Yang Zhicaho and Petr Pavlensky are contemporary artists who are working today in China and Russia respectively. Yang Zhichao performs extreme actions, such as branding himself or surgically implanting alien objects or plants into his body, to depict how we belong to the technology of the state. His work is a powerful comment on the debate surrounding the preservation of personal subjectivity within the dynamic of global politics. Living and working in Beijing, he has been forced to confront the reality of existence in a society where the autonomy of the individual is tracked and controlled by sophisticated information tracking. He writes, "Today, more than ever before, our bodies do not really belong to us...now connected to an all productive system...I am no longer the only master of my body, it actually belongs to the whole society".8 In Iron (2000), he had his personal identity number seared into the skin of his back. This metaphorical action conflates the personal with the political. The reductive image of categorisation and branding evokes the commodification of the self. There is also an underlying sense of cynicism and parody within the sinister torture inflicted on his body. Yang provocatively objectifies his own flesh as emblematic of the surveillance state. Similarly, Pavlensky is a political activist who uses his body as material for protest art. In Carcass (2013), Pavlensky was wrapped naked in barbed wire and left at the Legislative Assembly in St Petersburg. The performance was symbolic of political oppression and censorship of speech, "these laws like the wire, keep people in individual pens...in order to turn people into gutless and securely guarded cattle, which can only consume, work, and reproduce".9
Although this is just a brief summary, these performance works can be used to create a timeline of examples from the later part of a century. They provide a stimulating, albeit acerbic or disturbing, narrative about the relationship between the personal and the political, the psychic and the physical, the body and the state.

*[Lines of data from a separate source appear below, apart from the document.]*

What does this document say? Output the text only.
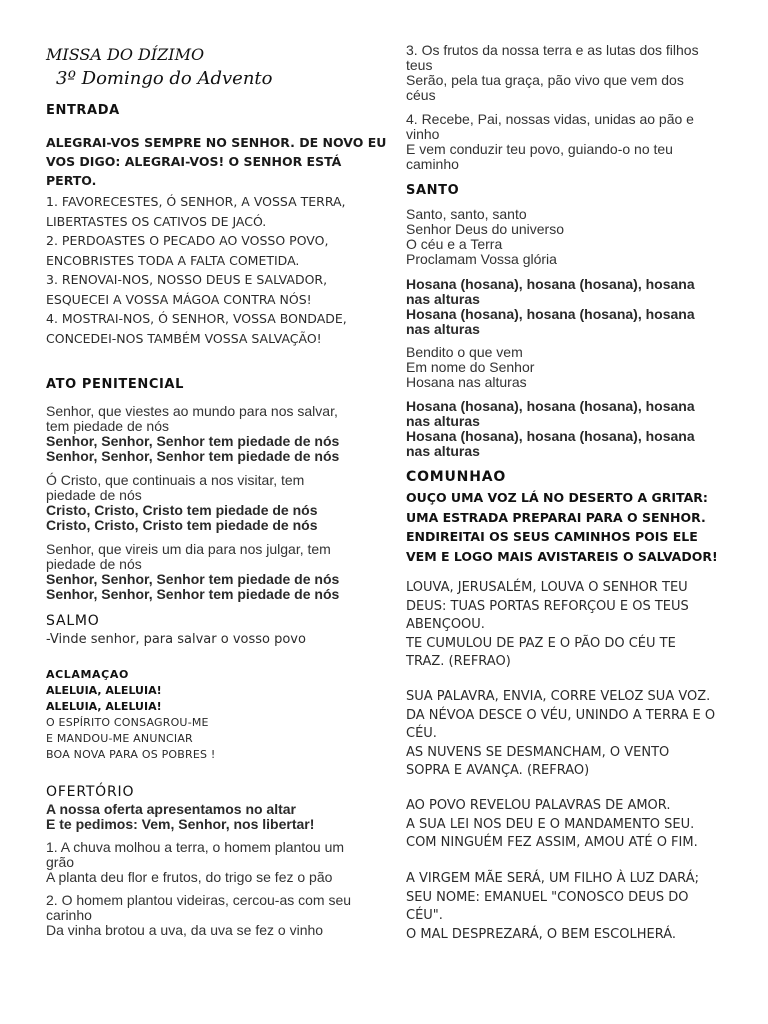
MISSA DO DÍZIMO
3º Domingo do Advento
ENTRADA
ALEGRAI-VOS SEMPRE NO SENHOR. DE NOVO EU
VOS DIGO: ALEGRAI-VOS! O SENHOR ESTÁ
PERTO.
1. FAVORECESTES, Ó SENHOR, A VOSSA TERRA,
LIBERTASTES OS CATIVOS DE JACÓ.
2. PERDOASTES O PECADO AO VOSSO POVO,
ENCOBRISTES TODA A FALTA COMETIDA.
3. RENOVAI-NOS, NOSSO DEUS E SALVADOR,
ESQUECEI A VOSSA MÁGOA CONTRA NÓS!
4. MOSTRAI-NOS, Ó SENHOR, VOSSA BONDADE,
CONCEDEI-NOS TAMBÉM VOSSA SALVAÇÃO!
ATO PENITENCIAL
Senhor, que viestes ao mundo para nos salvar,
tem piedade de nós
Senhor, Senhor, Senhor tem piedade de nós
Senhor, Senhor, Senhor tem piedade de nós
Ó Cristo, que continuais a nos visitar, tem
piedade de nós
Cristo, Cristo, Cristo tem piedade de nós
Cristo, Cristo, Cristo tem piedade de nós
Senhor, que vireis um dia para nos julgar, tem
piedade de nós
Senhor, Senhor, Senhor tem piedade de nós
Senhor, Senhor, Senhor tem piedade de nós
SALMO
-Vinde senhor, para salvar o vosso povo
ACLAMAÇAO
ALELUIA, ALELUIA!
ALELUIA, ALELUIA!
O ESPÍRITO CONSAGROU-ME
E MANDOU-ME ANUNCIAR
BOA NOVA PARA OS POBRES !
OFERTÓRIO
A nossa oferta apresentamos no altar
E te pedimos: Vem, Senhor, nos libertar!
1. A chuva molhou a terra, o homem plantou um
grão
A planta deu flor e frutos, do trigo se fez o pão
2. O homem plantou videiras, cercou-as com seu
carinho
Da vinha brotou a uva, da uva se fez o vinho
3. Os frutos da nossa terra e as lutas dos filhos
teus
Serão, pela tua graça, pão vivo que vem dos
céus
4. Recebe, Pai, nossas vidas, unidas ao pão e
vinho
E vem conduzir teu povo, guiando-o no teu
caminho
SANTO
Santo, santo, santo
Senhor Deus do universo
O céu e a Terra
Proclamam Vossa glória
Hosana (hosana), hosana (hosana), hosana
nas alturas
Hosana (hosana), hosana (hosana), hosana
nas alturas
Bendito o que vem
Em nome do Senhor
Hosana nas alturas
Hosana (hosana), hosana (hosana), hosana
nas alturas
Hosana (hosana), hosana (hosana), hosana
nas alturas
COMUNHAO
OUÇO UMA VOZ LÁ NO DESERTO A GRITAR:
UMA ESTRADA PREPARAI PARA O SENHOR.
ENDIREITAI OS SEUS CAMINHOS POIS ELE
VEM E LOGO MAIS AVISTAREIS O SALVADOR!
LOUVA, JERUSALÉM, LOUVA O SENHOR TEU
DEUS: TUAS PORTAS REFORÇOU E OS TEUS
ABENÇOOU.
TE CUMULOU DE PAZ E O PÃO DO CÉU TE
TRAZ. (REFRAO)
SUA PALAVRA, ENVIA, CORRE VELOZ SUA VOZ.
DA NÉVOA DESCE O VÉU, UNINDO A TERRA E O
CÉU.
AS NUVENS SE DESMANCHAM, O VENTO
SOPRA E AVANÇA. (REFRAO)
AO POVO REVELOU PALAVRAS DE AMOR.
A SUA LEI NOS DEU E O MANDAMENTO SEU.
COM NINGUÉM FEZ ASSIM, AMOU ATÉ O FIM.
A VIRGEM MÃE SERÁ, UM FILHO À LUZ DARÁ;
SEU NOME: EMANUEL "CONOSCO DEUS DO
CÉU".
O MAL DESPREZARÁ, O BEM ESCOLHERÁ.
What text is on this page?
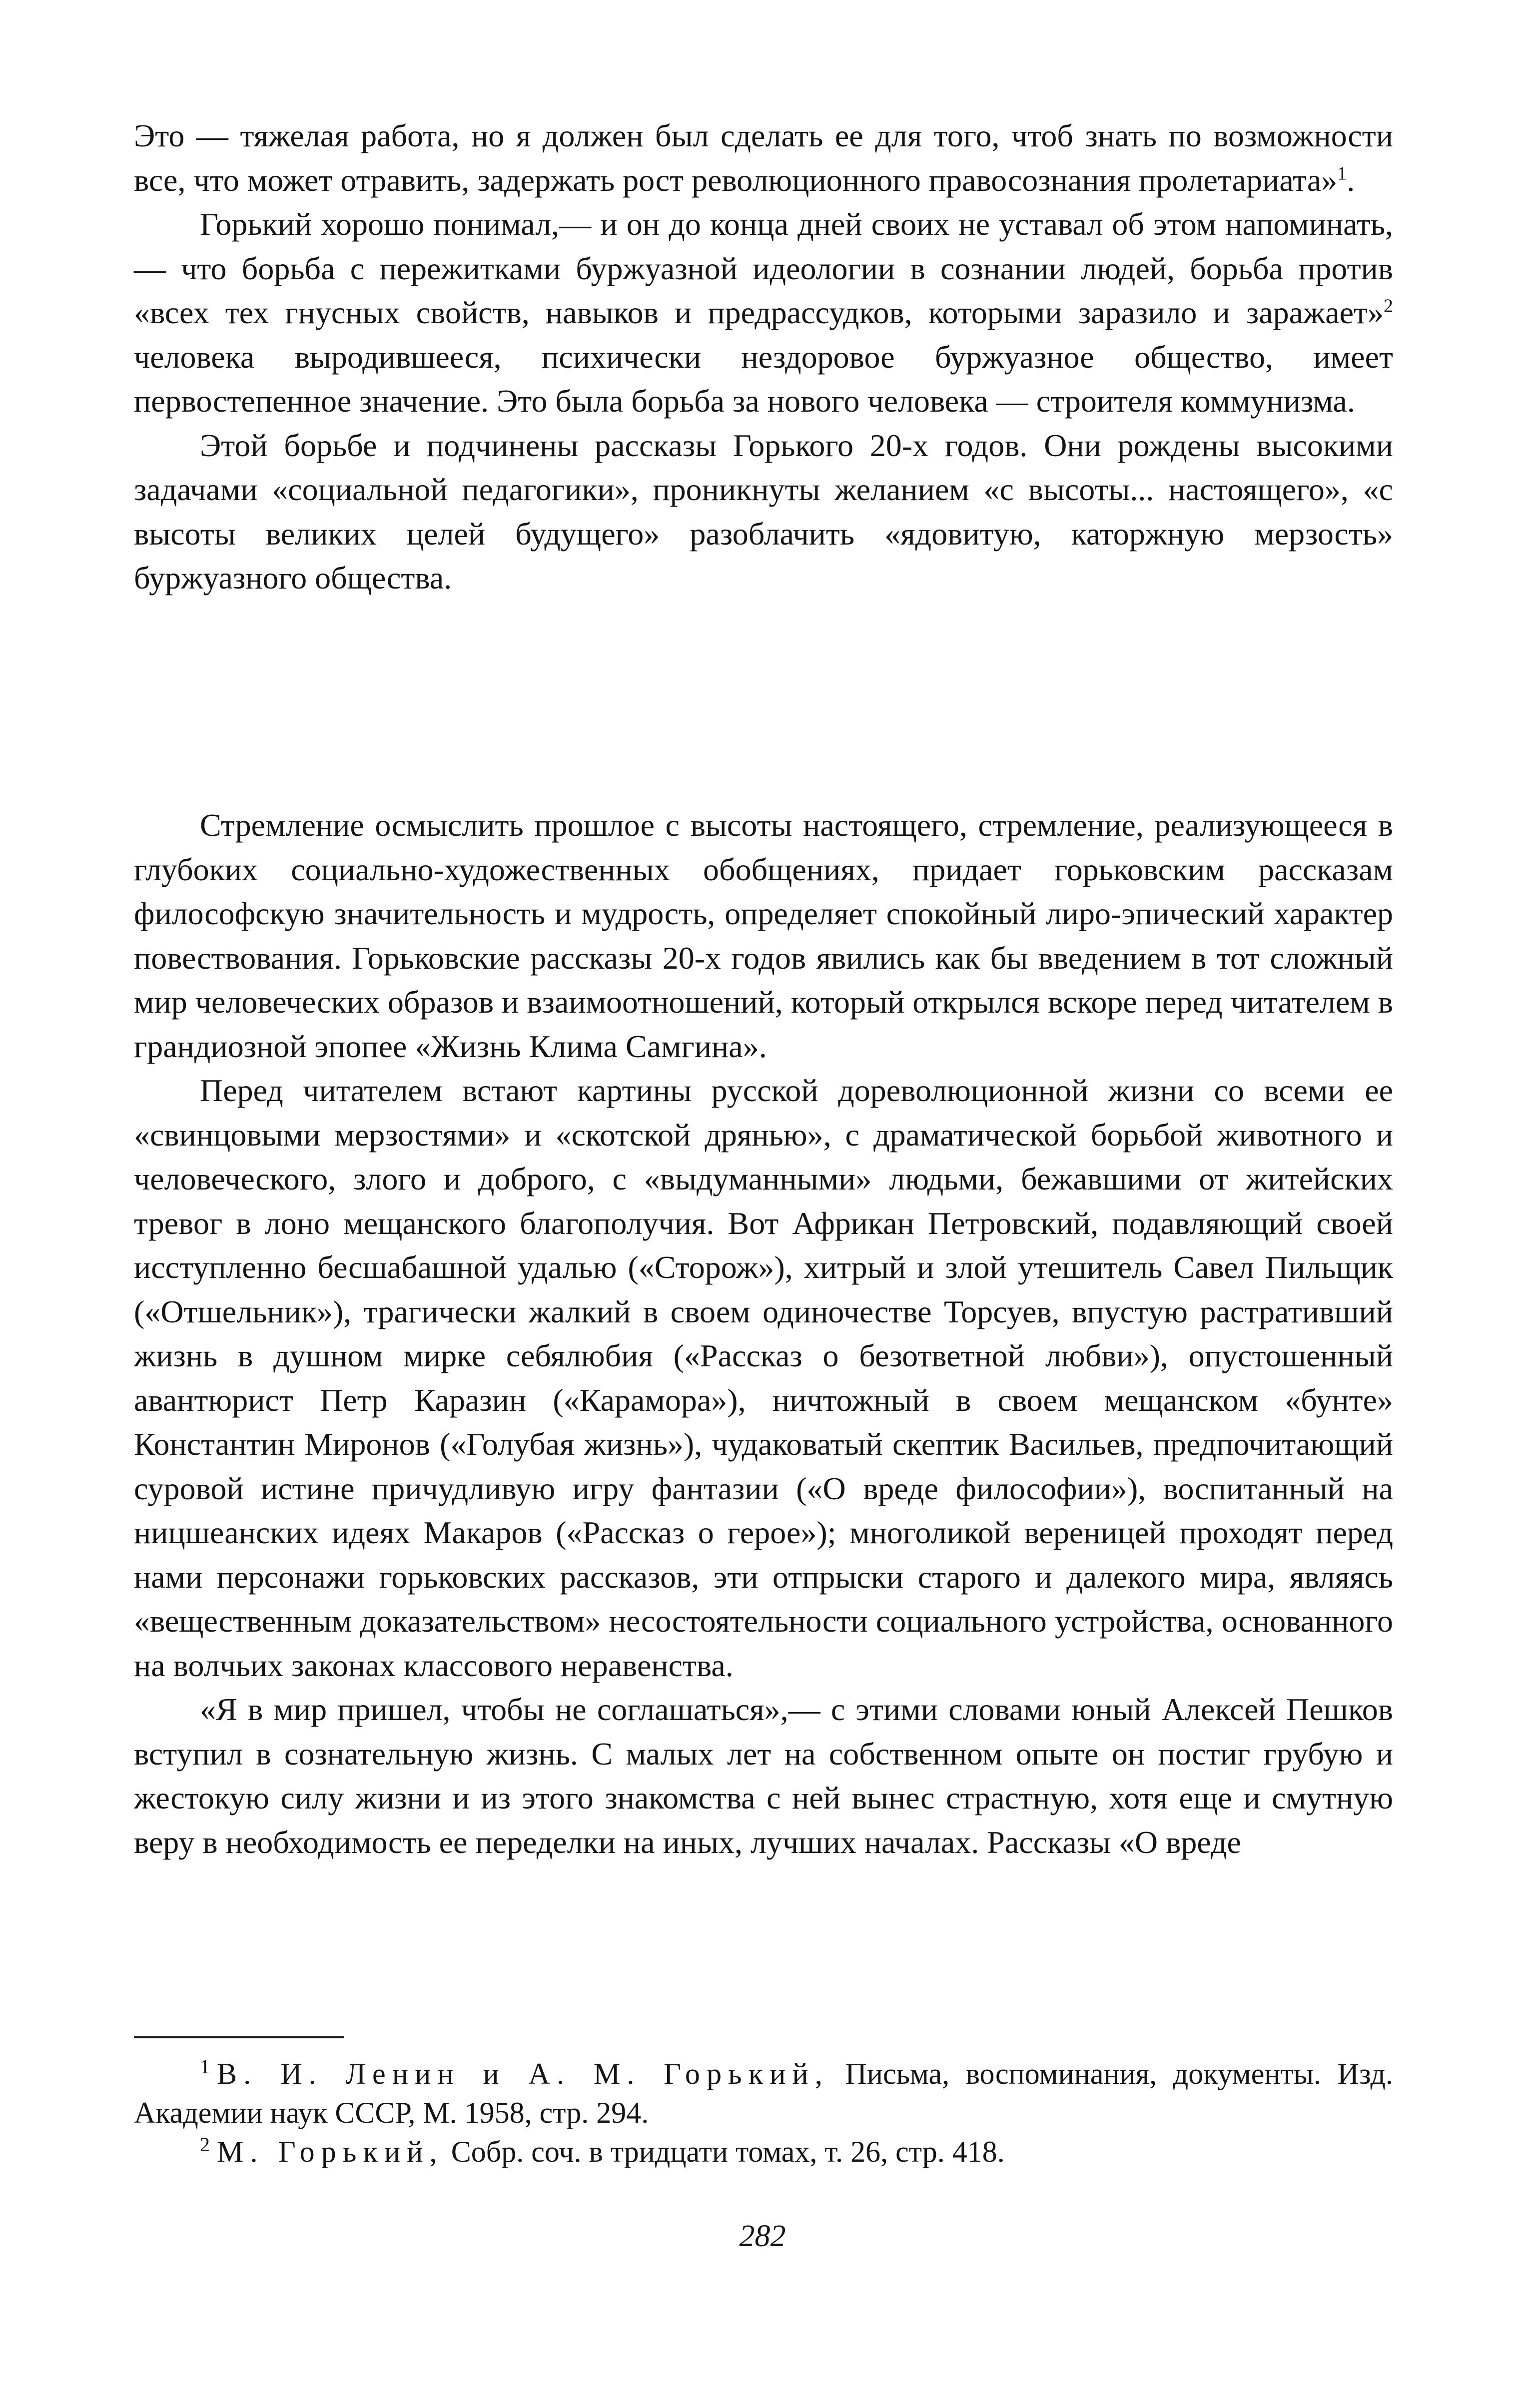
Это — тяжелая работа, но я должен был сделать ее для того, чтоб знать по возможности все, что может отравить, задержать рост революционного правосознания пролетариата»$^1$.

Горький хорошо понимал,— и он до конца дней своих не уставал об этом напоминать,— что борьба с пережитками буржуазной идеологии в сознании людей, борьба против «всех тех гнусных свойств, навыков и предрассудков, которыми заразило и заражает»$^2$ человека выродившееся, психически нездоровое буржуазное общество, имеет первостепенное значение. Это была борьба за нового человека — строителя коммунизма.

Этой борьбе и подчинены рассказы Горького 20-х годов. Они рождены высокими задачами «социальной педагогики», проникнуты желанием «с высоты... настоящего», «с высоты великих целей будущего» разоблачить «ядовитую, каторжную мерзость» буржуазного общества.

Стремление осмыслить прошлое с высоты настоящего, стремление, реализующееся в глубоких социально-художественных обобщениях, придает горьковским рассказам философскую значительность и мудрость, определяет спокойный лиро-эпический характер повествования. Горьковские рассказы 20-х годов явились как бы введением в тот сложный мир человеческих образов и взаимоотношений, который открылся вскоре перед читателем в грандиозной эпопее «Жизнь Клима Самгина».

Перед читателем встают картины русской дореволюционной жизни со всеми ее «свинцовыми мерзостями» и «скотской дрянью», с драматической борьбой животного и человеческого, злого и доброго, с «выдуманными» людьми, бежавшими от житейских тревог в лоно мещанского благополучия. Вот Африкан Петровский, подавляющий своей исступленно бесшабашной удалью («Сторож»), хитрый и злой утешитель Савел Пильщик («Отшельник»), трагически жалкий в своем одиночестве Торсуев, впустую растративший жизнь в душном мирке себялюбия («Рассказ о безответной любви»), опустошенный авантюрист Петр Каразин («Карамора»), ничтожный в своем мещанском «бунте» Константин Миронов («Голубая жизнь»), чудаковатый скептик Васильев, предпочитающий суровой истине причудливую игру фантазии («О вреде философии»), воспитанный на ницшеанских идеях Макаров («Рассказ о герое»); многоликой вереницей проходят перед нами персонажи горьковских рассказов, эти отпрыски старого и далекого мира, являясь «вещественным доказательством» несостоятельности социального устройства, основанного на волчьих законах классового неравенства.

«Я в мир пришел, чтобы не соглашаться»,— с этими словами юный Алексей Пешков вступил в сознательную жизнь. С малых лет на собственном опыте он постиг грубую и жестокую силу жизни и из этого знакомства с ней вынес страстную, хотя еще и смутную веру в необходимость ее переделки на иных, лучших началах. Рассказы «О вреде

$^1$ В. И. Ленин и А. М. Горький, Письма, воспоминания, документы. Изд. Академии наук СССР, М. 1958, стр. 294.

$^2$ М. Горький, Собр. соч. в тридцати томах, т. 26, стр. 418.

282
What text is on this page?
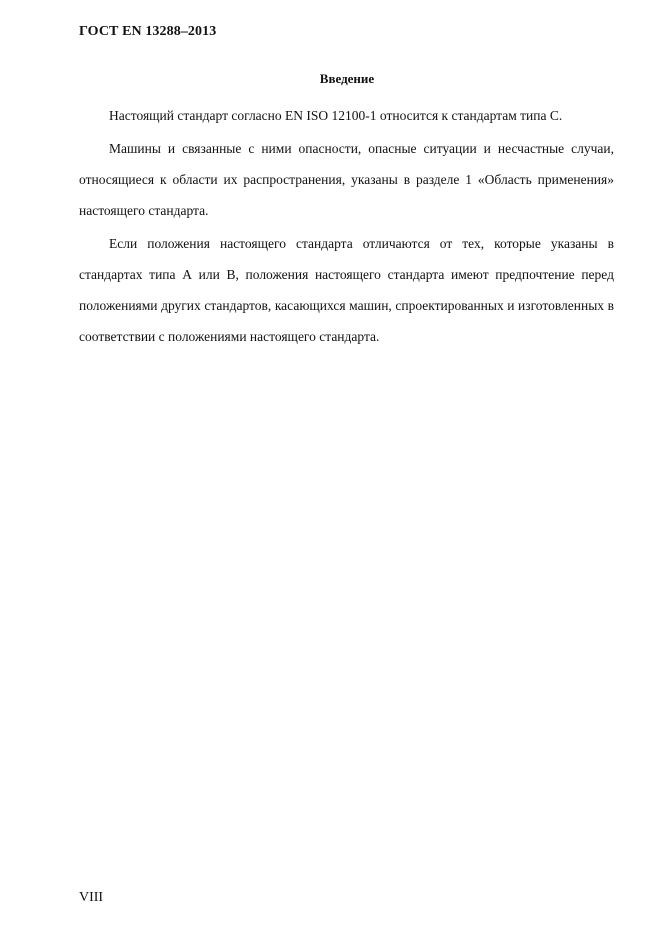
ГОСТ EN 13288–2013
Введение

Настоящий стандарт согласно EN ISO 12100-1 относится к стандартам типа С.

Машины и связанные с ними опасности, опасные ситуации и несчастные случаи, относящиеся к области их распространения, указаны в разделе 1 «Область применения» настоящего стандарта.

Если положения настоящего стандарта отличаются от тех, которые указаны в стандартах типа А или В, положения настоящего стандарта имеют предпочтение перед положениями других стандартов, касающихся машин, спроектированных и изготовленных в соответствии с положениями настоящего стандарта.

VIII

1 T. Warr, ‘Preface’ in The Artist’s Body (Phaidon Press, 2012), p.12.
2 E. Scarry, ‘Introduction’ in The Body in Pain: The Making and Unmaking of the World (Oxford University Press, 1985), p.3.
3 Stiles in O’Dell, Contract with the Skin: Masochism, Performance Art and the 1970’s (University of Minnesota Press, 1998), p.6.
4 S. Brisley, ‘Arbeit Macht Frei’ in Stuart Brisley: 70s: Works, http://www.stuartbrisley.com/section/27/Works.
5 Flanagan in Bob Flanagan: Supermasochist, eds. Andrea Juno and V. Vale (Re/Search Publications, 1993), p.13 and 71.
6 L.S. Kauffman, ‘Contemporary Art Exhibitionists’ in Bad Girls and Sick Boys: Fantasies in Contemporary Art and Culture (University of California Press, 1998), p.33.
7 Athey in D. Johnson, ‘Introduction: Towards a Moral and Just Psychopathology’ in Pleading in the Blood: The Art and Performances of Ron Athey, ed. Dominic Johnson (The Live Art Development Agency and Intellect Live, 2013), p.13.
8 Yang in China Live: Reflections on Contemporary Performance Art(Chinese Arts Centre and Live Art UK, 2005), p.130.
9 Pavlensky in conversation with D. Kolchak, ‘Cultural Diary: On Good Friday’ on Radio Liberty, May 8 2013.